[OS X TeX] 64-bit binaries in TeXLive 2010

roberto avanzi roberto.avanzi at online.de
Sun Dec 13 10:57:18 EST 2009


On Dec 4, 2009, at 21:48 , Rob Rye wrote:

> My two cents on this topic:
> 
> I strongly disagree with the notion that it is time to abandon PowerPC support. According to MacWorld's Speedmark 5 test the top-of-the-line "old" PowerMac G5 machine gets a score of 226 versus 260 for the latest MacBook Pros (Speedmark 5 score of 260 for Mid-2009 MBP 15" 2.8 GHz). In other words, the PowerPC has aged well and would be considered worthy of continued use by many on limited budgets.
> 
> Of course, the Nehalem 8-core Intel-based machine got a score of 343 on the Speedmark 5. One might argue that a 50% increase in performance is worth it (and the latest iMacs slightly outperform this tower). But, much of the difference in performance is in rendering huge graphics and videos, which is frankly unimportant to many scientific users. 

You are right that one should not abandon PowerPC support for TeX.

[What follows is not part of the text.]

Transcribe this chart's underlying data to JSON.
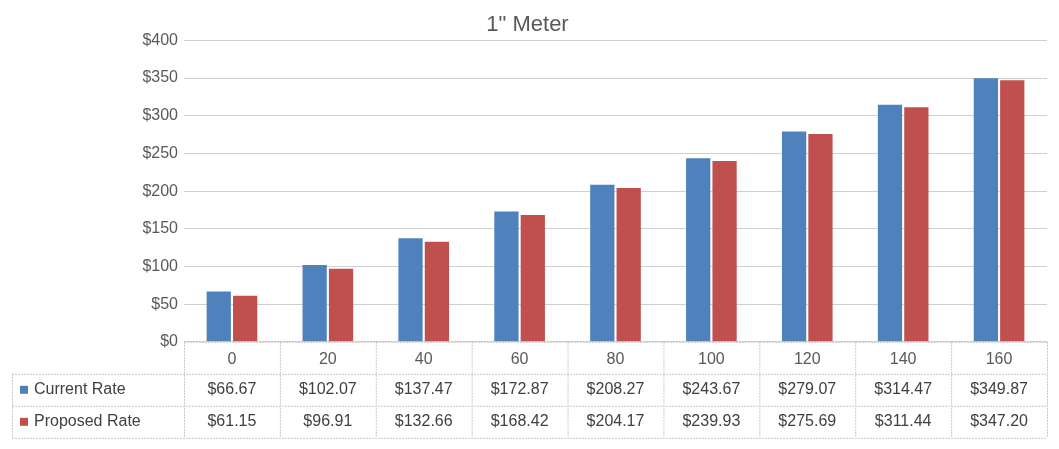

However, the new machines feel much faster.  On several computing tasks that are cache-bound and mostly integer arithmetic, the newer machines are _not_ much faster than the old PowerPC machines.  But, once you use either floating point OR your computation is handling large amounts of data, the new computers smoke the old ones.  I still use a couple of Dual 2.7 Ghz G5 PowerMacs, but they currently run mostly computational programs I did write and optimise myself for those CPUs.

Last year my wife's iBook (800 Mhz G3) broke, and shortly after that my powerbook (a 17" 1.5 Ghz) started to develop problems in the graphics card (and Apple wanted more money to fix that than for a new computer).  So we switched to a 2.1 Ghz Core 2 Duo MB (white, older style, with FW) and a 2.8 Ghz Core 2 Duo MBP (15" Alu unibody with removable battery). Some tasks are just a bit faster, some are astoundingly faster - it is not a novelty that TeX performs quite poorly on PowerPC CPUs.

So, yes, you do not *need* to upgrade, but should you have to, you will not regret it.